Eu gostei e odiei a Wanda vilã. Gostei pois é raro ver um vilão (no caso uma vilã) tão poderosa a ponto de você não saber o que vai acontecer. Ela só não me surpreendeu mais do que o Thanos. Mas ao mesmo tempo odiei por causa do WandaVision. Jogaram o arco dela no lixo.
Deixaram o Doutor Estranho meio burro. Na primeira vez, ele pede ajuda a Wanda e acaba se dando mal. Até aí tudo bem, pois a Wanda lutou junto com os Vingadores para derrotar o Thanos, então faz sentido ele confiar nela.
Porém na 2ª vez, quando ele foi no Universo 838, ele confiou de forma meio inocente no Mordo, contou toda a história para ele e acabou sendo preso. Custava ser um pouco mais cauteloso?
Na 3ª vez, mais uma vez, ele confia numa pessoa cegamente. Quando ele vai naquele universo que sofreu com incursão e ficou destruído. Ele conta tudo o que está acontecendo para sua outra versão daquele universo e quase se dá mal de novo. E ele já tinha conhecido 2 das suas outras versões que não eram nem um pouco confiáveis. Novamente, custava ser mais cauteloso?

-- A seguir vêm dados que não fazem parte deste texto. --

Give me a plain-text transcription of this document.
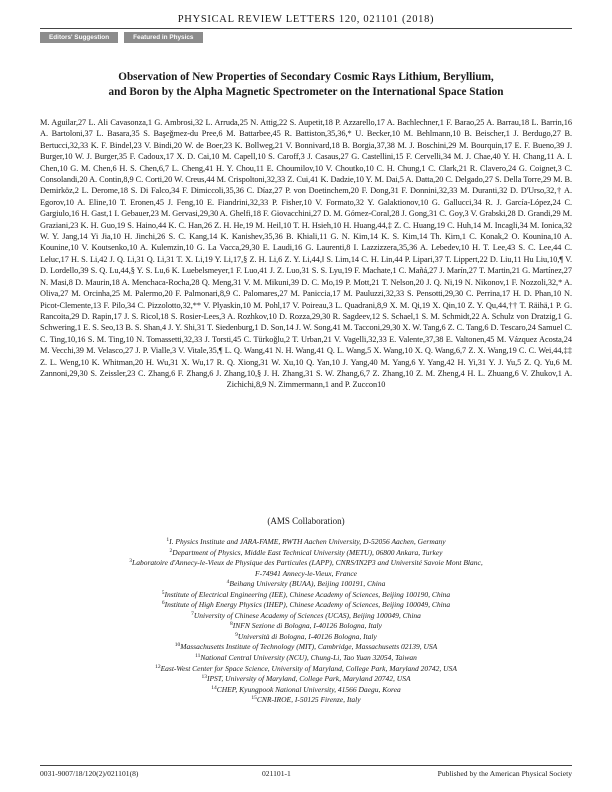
PHYSICAL REVIEW LETTERS 120, 021101 (2018)
Editors' Suggestion	Featured in Physics
Observation of New Properties of Secondary Cosmic Rays Lithium, Beryllium,
and Boron by the Alpha Magnetic Spectrometer on the International Space Station
M. Aguilar,27 L. Ali Cavasonza,1 G. Ambrosi,32 L. Arruda,25 N. Attig,22 S. Aupetit,18 P. Azzarello,17 A. Bachlechner,1 F. Barao,25 A. Barrau,18 L. Barrin,16 A. Bartoloni,37 L. Basara,35 S. Başeğmez-du Pree,6 M. Battarbee,45 R. Battiston,35,36,* U. Becker,10 M. Behlmann,10 B. Beischer,1 J. Berdugo,27 B. Bertucci,32,33 K. F. Bindel,23 V. Bindi,20 W. de Boer,23 K. Bollweg,21 V. Bonnivard,18 B. Borgia,37,38 M. J. Boschini,29 M. Bourquin,17 E. F. Bueno,39 J. Burger,10 W. J. Burger,35 F. Cadoux,17 X. D. Cai,10 M. Capell,10 S. Caroff,3 J. Casaus,27 G. Castellini,15 F. Cervelli,34 M. J. Chae,40 Y. H. Chang,11 A. I. Chen,10 G. M. Chen,6 H. S. Chen,6,7 L. Cheng,41 H. Y. Chou,11 E. Choumilov,10 V. Choutko,10 C. H. Chung,1 C. Clark,21 R. Clavero,24 G. Coignet,3 C. Consolandi,20 A. Contin,8,9 C. Corti,20 W. Creus,44 M. Crispoltoni,32,33 Z. Cui,41 K. Dadzie,10 Y. M. Dai,5 A. Datta,20 C. Delgado,27 S. Della Torre,29 M. B. Demirköz,2 L. Derome,18 S. Di Falco,34 F. Dimiccoli,35,36 C. Díaz,27 P. von Doetinchem,20 F. Dong,31 F. Donnini,32,33 M. Duranti,32 D. D'Urso,32,† A. Egorov,10 A. Eline,10 T. Eronen,45 J. Feng,10 E. Fiandrini,32,33 P. Fisher,10 V. Formato,32 Y. Galaktionov,10 G. Gallucci,34 R. J. García-López,24 C. Gargiulo,16 H. Gast,1 I. Gebauer,23 M. Gervasi,29,30 A. Ghelfi,18 F. Giovacchini,27 D. M. Gómez-Coral,28 J. Gong,31 C. Goy,3 V. Grabski,28 D. Grandi,29 M. Graziani,23 K. H. Guo,19 S. Haino,44 K. C. Han,26 Z. H. He,19 M. Heil,10 T. H. Hsieh,10 H. Huang,44,‡ Z. C. Huang,19 C. Huh,14 M. Incagli,34 M. Ionica,32 W. Y. Jang,14 Yi Jia,10 H. Jinchi,26 S. C. Kang,14 K. Kanishev,35,36 B. Khiali,11 G. N. Kim,14 K. S. Kim,14 Th. Kirn,1 C. Konak,2 O. Kounina,10 A. Kounine,10 V. Koutsenko,10 A. Kulemzin,10 G. La Vacca,29,30 E. Laudi,16 G. Laurenti,8 I. Lazzizzera,35,36 A. Lebedev,10 H. T. Lee,43 S. C. Lee,44 C. Leluc,17 H. S. Li,42 J. Q. Li,31 Q. Li,31 T. X. Li,19 Y. Li,17,§ Z. H. Li,6 Z. Y. Li,44,‖ S. Lim,14 C. H. Lin,44 P. Lipari,37 T. Lippert,22 D. Liu,11 Hu Liu,10,¶ V. D. Lordello,39 S. Q. Lu,44,§ Y. S. Lu,6 K. Luebelsmeyer,1 F. Luo,41 J. Z. Luo,31 S. S. Lyu,19 F. Machate,1 C. Mañá,27 J. Marín,27 T. Martin,21 G. Martínez,27 N. Masi,8 D. Maurin,18 A. Menchaca-Rocha,28 Q. Meng,31 V. M. Mikuni,39 D. C. Mo,19 P. Mott,21 T. Nelson,20 J. Q. Ni,19 N. Nikonov,1 F. Nozzoli,32,* A. Oliva,27 M. Orcinha,25 M. Palermo,20 F. Palmonari,8,9 C. Palomares,27 M. Paniccia,17 M. Pauluzzi,32,33 S. Pensotti,29,30 C. Perrina,17 H. D. Phan,10 N. Picot-Clemente,13 F. Pilo,34 C. Pizzolotto,32,** V. Plyaskin,10 M. Pohl,17 V. Poireau,3 L. Quadrani,8,9 X. M. Qi,19 X. Qin,10 Z. Y. Qu,44,†† T. Räihä,1 P. G. Rancoita,29 D. Rapin,17 J. S. Ricol,18 S. Rosier-Lees,3 A. Rozhkov,10 D. Rozza,29,30 R. Sagdeev,12 S. Schael,1 S. M. Schmidt,22 A. Schulz von Dratzig,1 G. Schwering,1 E. S. Seo,13 B. S. Shan,4 J. Y. Shi,31 T. Siedenburg,1 D. Son,14 J. W. Song,41 M. Tacconi,29,30 X. W. Tang,6 Z. C. Tang,6 D. Tescaro,24 Samuel C. C. Ting,10,16 S. M. Ting,10 N. Tomassetti,32,33 J. Torsti,45 C. Türkoğlu,2 T. Urban,21 V. Vagelli,32,33 E. Valente,37,38 E. Valtonen,45 M. Vázquez Acosta,24 M. Vecchi,39 M. Velasco,27 J. P. Vialle,3 V. Vitale,35,¶ L. Q. Wang,41 N. H. Wang,41 Q. L. Wang,5 X. Wang,10 X. Q. Wang,6,7 Z. X. Wang,19 C. C. Wei,44,‡‡ Z. L. Weng,10 K. Whitman,20 H. Wu,31 X. Wu,17 R. Q. Xiong,31 W. Xu,10 Q. Yan,10 J. Yang,40 M. Yang,6 Y. Yang,42 H. Yi,31 Y. J. Yu,5 Z. Q. Yu,6 M. Zannoni,29,30 S. Zeissler,23 C. Zhang,6 F. Zhang,6 J. Zhang,10,§ J. H. Zhang,31 S. W. Zhang,6,7 Z. Zhang,10 Z. M. Zheng,4 H. L. Zhuang,6 V. Zhukov,1 A. Zichichi,8,9 N. Zimmermann,1 and P. Zuccon10
(AMS Collaboration)
$^1$I. Physics Institute and JARA-FAME, RWTH Aachen University, D-52056 Aachen, Germany
$^2$Department of Physics, Middle East Technical University (METU), 06800 Ankara, Turkey
$^3$Laboratoire d'Annecy-le-Vieux de Physique des Particules (LAPP), CNRS/IN2P3 and Université Savoie Mont Blanc,
F-74941 Annecy-le-Vieux, France
$^4$Beihang University (BUAA), Beijing 100191, China
$^5$Institute of Electrical Engineering (IEE), Chinese Academy of Sciences, Beijing 100190, China
$^6$Institute of High Energy Physics (IHEP), Chinese Academy of Sciences, Beijing 100049, China
$^7$University of Chinese Academy of Sciences (UCAS), Beijing 100049, China
$^8$INFN Sezione di Bologna, I-40126 Bologna, Italy
$^9$Università di Bologna, I-40126 Bologna, Italy
$^{10}$Massachusetts Institute of Technology (MIT), Cambridge, Massachusetts 02139, USA
$^{11}$National Central University (NCU), Chung-Li, Tao Yuan 32054, Taiwan
$^{12}$East-West Center for Space Science, University of Maryland, College Park, Maryland 20742, USA
$^{13}$IPST, University of Maryland, College Park, Maryland 20742, USA
$^{14}$CHEP, Kyungpook National University, 41566 Daegu, Korea
$^{15}$CNR-IROE, I-50125 Firenze, Italy
0031-9007/18/120(2)/021101(8)	021101-1	Published by the American Physical Society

Acabou que o tal do livro de Vishanti não serviu pra nada, só pra enrolar. O Dr. acabou tendo que usar o Darkhold msm.
Esse lance dele fazer de tudo pra salvar a America me incomoda também. Uma vida mais importante do que a de milhares. Me lembrou os Vingadores fazendo de tudo em Guerra Infinita para tentar salvar o Visão. Parece ser coisa de super-herói, ainda que para mim não faça muito sentido. Acho que eu não seria uma boa heroína. kkkkk
"Obviamente, meu texto se refere ao NOSSO Dr. Estranho. Nós não temos, a partir do filme, e é isso que conta na minha resenha, como inferir muita coisa sobre como os outros personagens de mesmo nome se saíram em suas jornadas e como se deu a questão de gênero, isto é, como os papéis femininos e masculinos em uma dada sociedade, ou mundo de fantasia, lhes foram atribuídos. O filme, portanto, reforça o clichê, usando personagens que nos são conhecidas e queridas, que uma mulher com muitos poderes enlouquece. Pode ser a Wanda, a Daenerys, essa é a lógica masculina de autoempoderamento e de reiteração de que as mulheres não pdoem ter poder."
Entendi, infelizmente eles acabaram seguindo o que tem nas HQs, nas quais ela tem esses "surtos", como um que ela teve e matou vários mutantes, mas nesse filme a 'desculpa' foi o livro. É uma pena o que fizeram com a personagem. Ela merecia um desenvolvimento melhor.